Published 18 Mar 2010 in cond-mat.stat-mech, cond-mat.mes-hall, math-ph, and math.MP | (1003.3513v7)

Abstract: This work extends the results of the recently developed theory of a rather complete thermodynamic formalism for discrete-state, continuous-time Markov processes with and without detailed balance. We aim at investigating the question that whether and how the thermodynamic structure is invariant in a multiscale stochastic system. That is, whether the relations between thermodynamic functions of state and process variables remain unchanged when the system is viewed at different time scales and resolutions. Our results show that the dynamics on a fast time scale contribute an entropic term to the "internal energy function", $u_S(x)$, for the slow dynamics. Based on the conditional free energy $u_S(x)$, one can then treat the slow dynamics as if the fast dynamics is nonexistent.

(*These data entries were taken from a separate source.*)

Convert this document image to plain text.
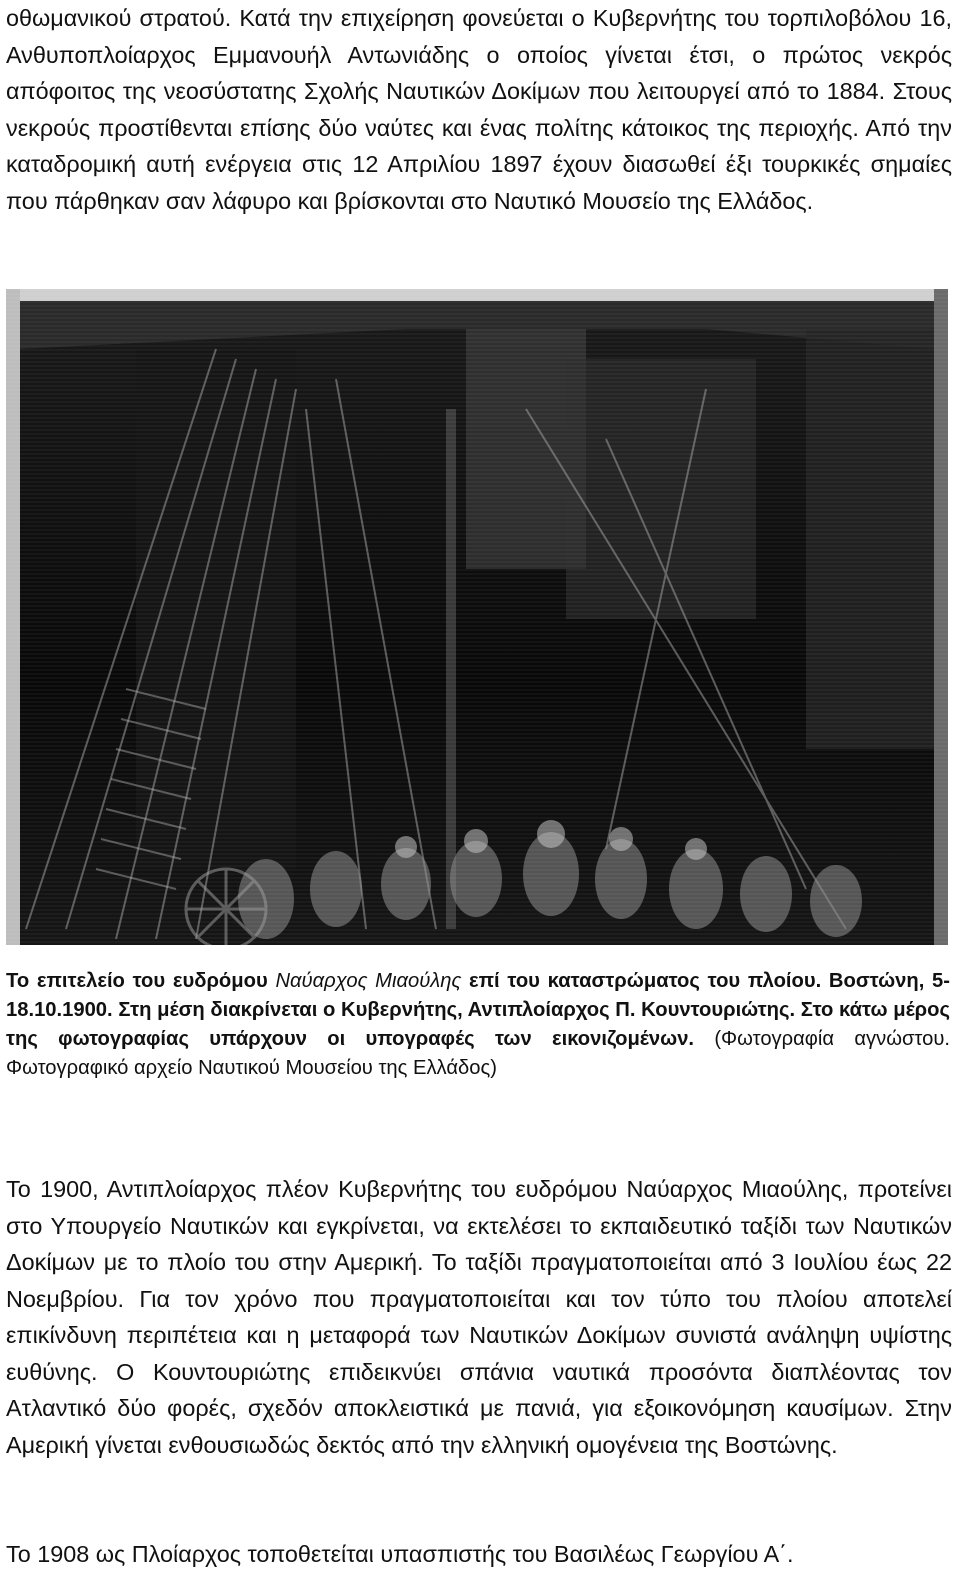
οθωμανικού στρατού. Κατά την επιχείρηση φονεύεται ο Κυβερνήτης του τορπιλοβόλου 16, Ανθυποπλοίαρχος Εμμανουήλ Αντωνιάδης ο οποίος γίνεται έτσι, ο πρώτος νεκρός απόφοιτος της νεοσύστατης Σχολής Ναυτικών Δοκίμων που λειτουργεί από το 1884. Στους νεκρούς προστίθενται επίσης δύο ναύτες και ένας πολίτης κάτοικος της περιοχής. Από την καταδρομική αυτή ενέργεια στις 12 Απριλίου 1897 έχουν διασωθεί έξι τουρκικές σημαίες που πάρθηκαν σαν λάφυρο και βρίσκονται στο Ναυτικό Μουσείο της Ελλάδος.

Το επιτελείο του ευδρόμου Ναύαρχος Μιαούλης επί του καταστρώματος του πλοίου. Βοστώνη, 5-18.10.1900. Στη μέση διακρίνεται ο Κυβερνήτης, Αντιπλοίαρχος Π. Κουντουριώτης. Στο κάτω μέρος της φωτογραφίας υπάρχουν οι υπογραφές των εικονιζομένων. (Φωτογραφία αγνώστου. Φωτογραφικό αρχείο Ναυτικού Μουσείου της Ελλάδος)

Το 1900, Αντιπλοίαρχος πλέον Κυβερνήτης του ευδρόμου Ναύαρχος Μιαούλης, προτείνει στο Υπουργείο Ναυτικών και εγκρίνεται, να εκτελέσει το εκπαιδευτικό ταξίδι των Ναυτικών Δοκίμων με το πλοίο του στην Αμερική. Το ταξίδι πραγματοποιείται από 3 Ιουλίου έως 22 Νοεμβρίου. Για τον χρόνο που πραγματοποιείται και τον τύπο του πλοίου αποτελεί επικίνδυνη περιπέτεια και η μεταφορά των Ναυτικών Δοκίμων συνιστά ανάληψη υψίστης ευθύνης. Ο Κουντουριώτης επιδεικνύει σπάνια ναυτικά προσόντα διαπλέοντας τον Ατλαντικό δύο φορές, σχεδόν αποκλειστικά με πανιά, για εξοικονόμηση καυσίμων. Στην Αμερική γίνεται ενθουσιωδώς δεκτός από την ελληνική ομογένεια της Βοστώνης.

Το 1908 ως Πλοίαρχος τοποθετείται υπασπιστής του Βασιλέως Γεωργίου Α΄.
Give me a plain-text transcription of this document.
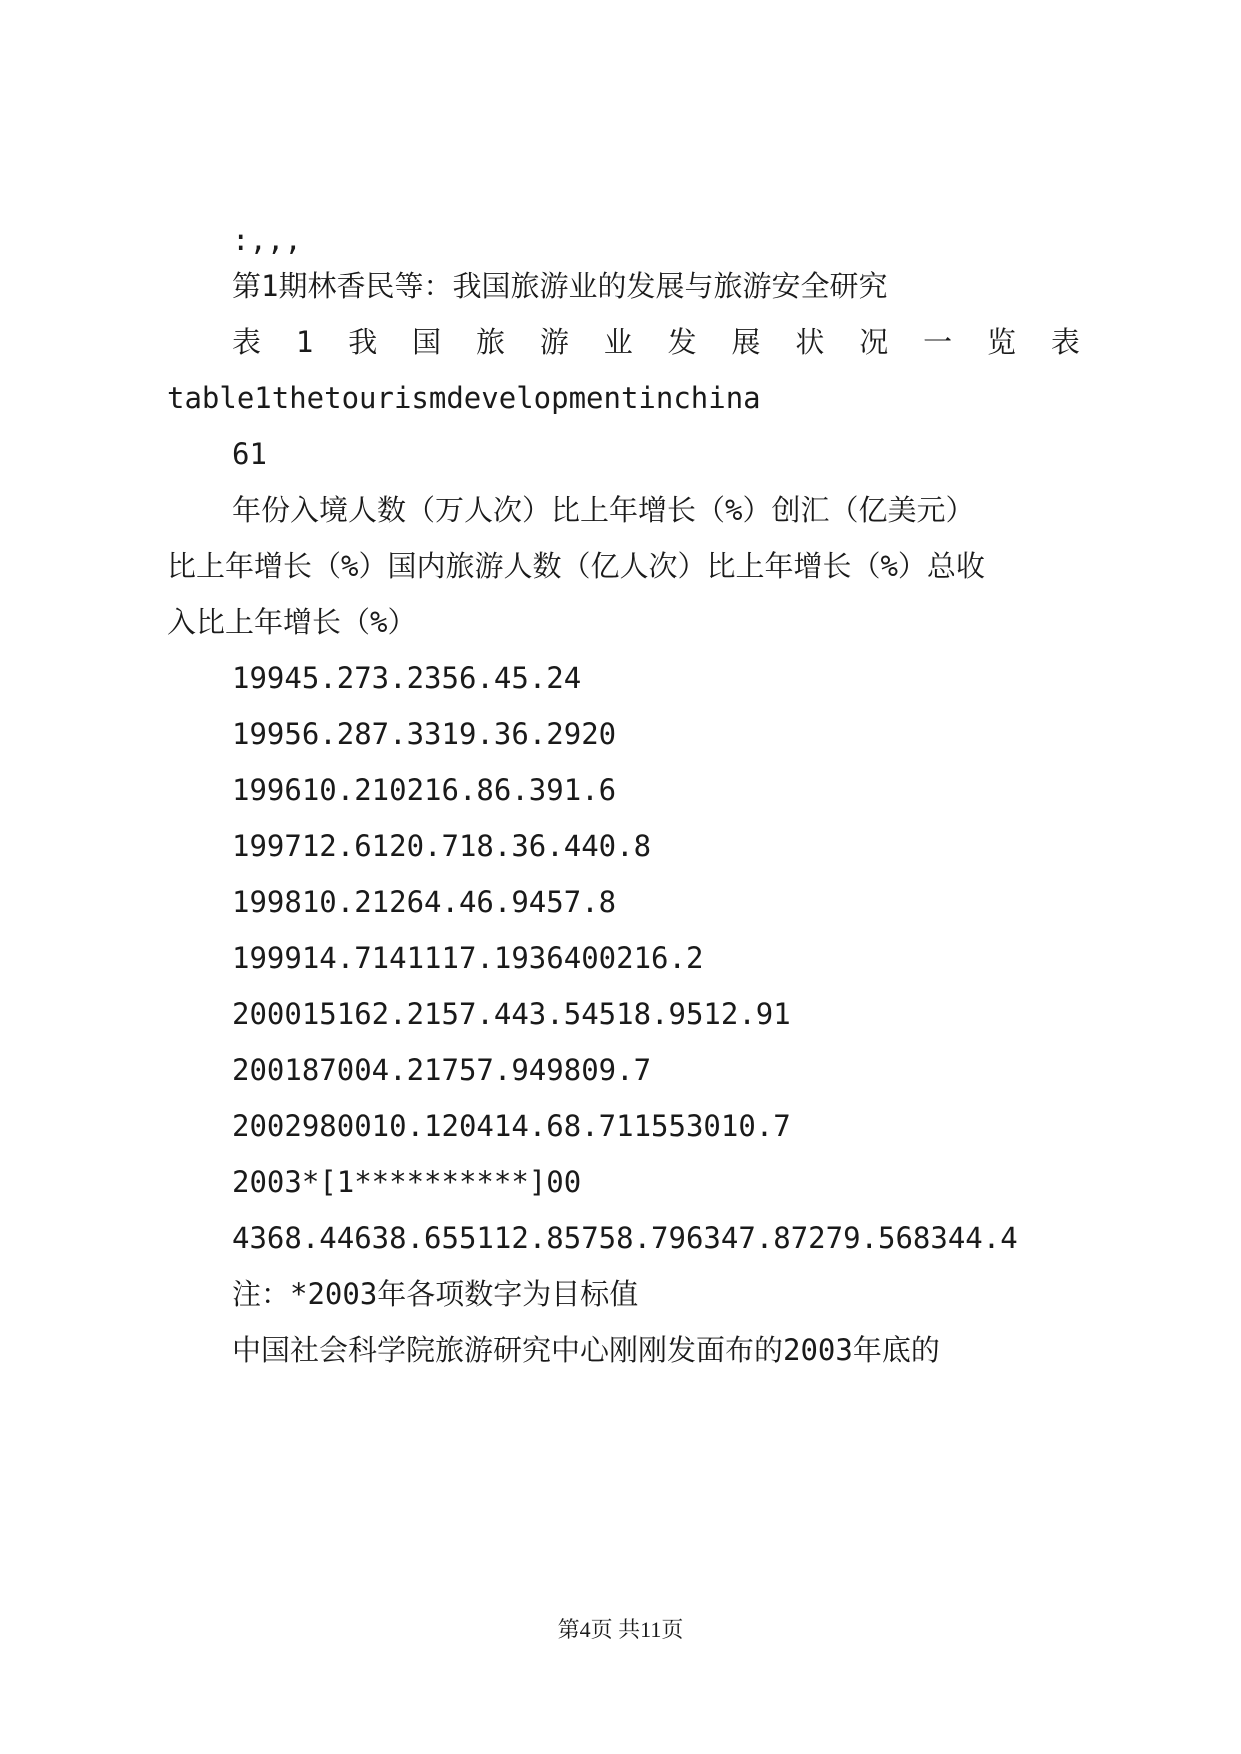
:,,,
第1期林香民等：我国旅游业的发展与旅游安全研究
表 1 我 国 旅 游 业 发 展 状 况 一 览 表
table1thetourismdevelopmentinchina
61
年份入境人数（万人次）比上年增长（%）创汇（亿美元）
比上年增长（%）国内旅游人数（亿人次）比上年增长（%）总收
入比上年增长（%）
19945.273.2356.45.24
19956.287.3319.36.2920
199610.210216.86.391.6
199712.6120.718.36.440.8
199810.21264.46.9457.8
199914.7141117.1936400216.2
200015162.2157.443.54518.9512.91
200187004.21757.949809.7
2002980010.120414.68.711553010.7
2003*[1**********]00
4368.44638.655112.85758.796347.87279.568344.4
注：*2003年各项数字为目标值
中国社会科学院旅游研究中心刚刚发面布的2003年底的
第4页 共11页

Furthermore, we show that the free energy, which characterizes the spontaneous organization in a system without detailed balance, is invariant with or without the fast dynamics: The fast dynamics is assumed to reach stationarity instantaneously on the slow time scale; they have no effect on the system's free energy. The same can not be said for the entropy and the internal energy, both of which contain the same contribution from the fast dynamics. We also investigate the consequences of time-scale separation in connection to the concepts of quasi-stationaryty and steady-adiabaticity introduced in the phenomenological steady-state thermodynamics.